Lieber and his co-authors made a transgenic mouse that expresses RNaseH, an enzyme that destroys this R-loop structure. They showed that the animal had difficulty undergoing class switching.

Attention Virologists, Immunologists, Companies

"This RNA mouse that we made," he suggested, "might be of interest to people in the retroviral community, because those retroviruses also have RNA/DNA hybrid structures like this R-loop. And our transgenic mouse that expresses the RNaseH gene, might attack the retroviral intermediates and alter their ability to propagate.

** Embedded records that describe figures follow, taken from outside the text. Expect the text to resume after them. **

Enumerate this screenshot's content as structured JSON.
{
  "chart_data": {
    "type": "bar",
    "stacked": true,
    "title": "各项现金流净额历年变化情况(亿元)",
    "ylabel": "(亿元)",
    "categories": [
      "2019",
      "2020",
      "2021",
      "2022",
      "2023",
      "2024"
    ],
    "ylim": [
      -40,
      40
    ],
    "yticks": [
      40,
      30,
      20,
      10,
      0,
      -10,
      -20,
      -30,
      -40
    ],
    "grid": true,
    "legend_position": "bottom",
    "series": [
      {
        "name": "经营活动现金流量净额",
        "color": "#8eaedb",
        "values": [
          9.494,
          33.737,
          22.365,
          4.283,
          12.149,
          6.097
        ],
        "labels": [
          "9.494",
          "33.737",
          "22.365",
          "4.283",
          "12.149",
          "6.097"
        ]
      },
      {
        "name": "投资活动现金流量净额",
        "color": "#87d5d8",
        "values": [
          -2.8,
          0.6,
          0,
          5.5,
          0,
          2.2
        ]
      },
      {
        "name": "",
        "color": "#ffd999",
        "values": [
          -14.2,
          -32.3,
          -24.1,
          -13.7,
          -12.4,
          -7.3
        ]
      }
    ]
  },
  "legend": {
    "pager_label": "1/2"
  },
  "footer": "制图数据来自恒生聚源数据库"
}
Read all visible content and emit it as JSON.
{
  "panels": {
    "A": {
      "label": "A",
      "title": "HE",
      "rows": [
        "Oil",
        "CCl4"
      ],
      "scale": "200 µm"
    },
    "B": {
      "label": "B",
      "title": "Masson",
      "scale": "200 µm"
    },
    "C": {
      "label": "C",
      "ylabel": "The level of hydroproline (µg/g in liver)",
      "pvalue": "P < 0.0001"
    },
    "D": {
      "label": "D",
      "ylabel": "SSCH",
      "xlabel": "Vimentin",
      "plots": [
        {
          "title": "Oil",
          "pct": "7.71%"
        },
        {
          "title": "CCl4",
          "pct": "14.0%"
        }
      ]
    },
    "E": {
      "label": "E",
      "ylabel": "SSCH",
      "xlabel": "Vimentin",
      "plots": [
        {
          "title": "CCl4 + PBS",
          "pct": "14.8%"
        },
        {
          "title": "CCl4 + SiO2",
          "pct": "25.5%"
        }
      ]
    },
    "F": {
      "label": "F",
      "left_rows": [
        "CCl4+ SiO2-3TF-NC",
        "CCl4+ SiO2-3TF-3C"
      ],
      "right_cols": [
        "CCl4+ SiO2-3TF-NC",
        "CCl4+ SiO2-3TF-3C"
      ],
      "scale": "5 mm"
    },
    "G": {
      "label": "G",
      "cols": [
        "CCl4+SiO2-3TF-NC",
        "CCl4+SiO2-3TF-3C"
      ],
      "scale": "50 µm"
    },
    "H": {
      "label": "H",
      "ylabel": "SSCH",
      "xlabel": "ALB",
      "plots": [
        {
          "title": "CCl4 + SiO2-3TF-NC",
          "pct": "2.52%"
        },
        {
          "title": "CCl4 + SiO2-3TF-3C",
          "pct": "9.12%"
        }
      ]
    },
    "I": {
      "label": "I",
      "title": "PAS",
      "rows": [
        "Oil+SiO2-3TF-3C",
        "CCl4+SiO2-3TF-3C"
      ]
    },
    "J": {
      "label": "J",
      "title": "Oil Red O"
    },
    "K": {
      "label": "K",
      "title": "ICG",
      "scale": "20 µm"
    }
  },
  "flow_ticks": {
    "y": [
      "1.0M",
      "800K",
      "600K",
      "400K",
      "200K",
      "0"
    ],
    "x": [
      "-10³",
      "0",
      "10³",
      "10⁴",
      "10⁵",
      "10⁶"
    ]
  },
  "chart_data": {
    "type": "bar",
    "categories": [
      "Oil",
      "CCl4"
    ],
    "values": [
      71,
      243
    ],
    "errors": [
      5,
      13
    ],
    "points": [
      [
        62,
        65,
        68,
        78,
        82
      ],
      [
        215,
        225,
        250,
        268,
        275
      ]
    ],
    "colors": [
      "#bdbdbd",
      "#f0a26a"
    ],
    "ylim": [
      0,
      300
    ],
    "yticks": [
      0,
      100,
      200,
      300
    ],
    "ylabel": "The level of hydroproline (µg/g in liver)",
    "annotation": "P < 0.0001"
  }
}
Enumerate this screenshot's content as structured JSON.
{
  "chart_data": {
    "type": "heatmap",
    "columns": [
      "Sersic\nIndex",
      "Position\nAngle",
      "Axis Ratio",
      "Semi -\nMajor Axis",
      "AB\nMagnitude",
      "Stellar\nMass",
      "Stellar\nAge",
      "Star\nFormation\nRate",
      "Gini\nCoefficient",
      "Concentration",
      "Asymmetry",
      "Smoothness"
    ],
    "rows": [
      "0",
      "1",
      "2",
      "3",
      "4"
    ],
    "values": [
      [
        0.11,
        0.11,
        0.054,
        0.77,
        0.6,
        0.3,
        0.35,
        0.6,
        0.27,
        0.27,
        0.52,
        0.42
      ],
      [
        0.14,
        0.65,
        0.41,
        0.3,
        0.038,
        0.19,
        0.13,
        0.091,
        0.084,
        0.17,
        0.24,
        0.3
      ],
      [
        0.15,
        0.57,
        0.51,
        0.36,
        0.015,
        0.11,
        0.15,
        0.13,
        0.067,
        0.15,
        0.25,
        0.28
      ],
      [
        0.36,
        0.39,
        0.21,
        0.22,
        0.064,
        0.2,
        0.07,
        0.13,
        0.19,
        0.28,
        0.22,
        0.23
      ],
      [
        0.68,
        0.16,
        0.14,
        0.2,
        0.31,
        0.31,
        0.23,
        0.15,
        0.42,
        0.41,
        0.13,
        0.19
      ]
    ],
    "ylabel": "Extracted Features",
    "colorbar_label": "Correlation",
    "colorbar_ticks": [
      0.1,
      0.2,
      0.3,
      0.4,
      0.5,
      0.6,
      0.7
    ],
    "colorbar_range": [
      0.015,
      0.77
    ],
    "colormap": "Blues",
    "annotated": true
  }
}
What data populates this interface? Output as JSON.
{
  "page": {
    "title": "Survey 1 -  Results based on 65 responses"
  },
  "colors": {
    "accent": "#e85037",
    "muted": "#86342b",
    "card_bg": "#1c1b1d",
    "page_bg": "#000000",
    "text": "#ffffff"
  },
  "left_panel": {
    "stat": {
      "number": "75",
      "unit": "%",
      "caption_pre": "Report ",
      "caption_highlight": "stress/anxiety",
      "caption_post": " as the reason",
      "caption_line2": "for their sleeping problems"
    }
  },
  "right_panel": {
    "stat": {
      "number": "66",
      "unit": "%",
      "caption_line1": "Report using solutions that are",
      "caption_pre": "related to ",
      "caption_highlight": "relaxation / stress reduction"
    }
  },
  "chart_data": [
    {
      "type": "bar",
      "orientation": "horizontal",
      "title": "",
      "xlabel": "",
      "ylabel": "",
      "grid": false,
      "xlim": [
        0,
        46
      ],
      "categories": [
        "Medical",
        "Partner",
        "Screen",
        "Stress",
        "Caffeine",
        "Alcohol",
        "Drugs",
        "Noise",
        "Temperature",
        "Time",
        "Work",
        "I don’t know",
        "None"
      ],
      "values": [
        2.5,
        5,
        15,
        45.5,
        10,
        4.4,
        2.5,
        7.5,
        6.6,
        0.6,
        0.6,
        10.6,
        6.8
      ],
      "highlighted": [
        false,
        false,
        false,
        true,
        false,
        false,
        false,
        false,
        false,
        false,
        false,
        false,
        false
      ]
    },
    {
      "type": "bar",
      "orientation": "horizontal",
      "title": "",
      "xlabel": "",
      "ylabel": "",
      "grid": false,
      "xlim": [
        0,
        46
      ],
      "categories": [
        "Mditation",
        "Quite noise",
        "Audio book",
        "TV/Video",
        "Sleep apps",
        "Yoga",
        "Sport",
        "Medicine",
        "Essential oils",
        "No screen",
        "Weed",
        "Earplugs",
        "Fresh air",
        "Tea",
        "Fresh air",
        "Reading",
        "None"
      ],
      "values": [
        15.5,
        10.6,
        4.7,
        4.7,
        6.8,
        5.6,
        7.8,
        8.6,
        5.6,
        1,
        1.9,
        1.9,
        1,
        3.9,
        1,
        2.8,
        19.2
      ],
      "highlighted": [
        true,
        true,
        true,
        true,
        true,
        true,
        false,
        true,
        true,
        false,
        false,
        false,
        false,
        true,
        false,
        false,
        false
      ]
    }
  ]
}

"It will certainly be of interest to people in the immunological field," Lieber added, "because they might be able to alter the immune response, using a strategy we report. Individuals who want to change the spectrum of IgG, A or E relative to IgM might wish to take advantage of the knowledge in this Science paper about how class switching occurs. It's a mechanism that's been pretty mysterious for almost 20 years really, and this provides some insights on that.

"There might be certain infectious agents or allergens where IgM would be more useful that IgA, E or G as a way of neutralizing the antigens. There are other ways a company could do that kind of thing," Lieber observed, "but I think this is worth drawing it to their attention as one way to achieve that."

USC, he said, "has applied for patents on our transgenic mouse that expresses RNaseH, as well as on the RNA/DNA hybrid - just the fact that it exists in the chromosome. It turns out," he concluded, "that Burkitt's lymphoma - one type of B-cell cancer - represents a chromosomal translocation to these fragile, unusual R-loop sites, and our current work is directed toward that."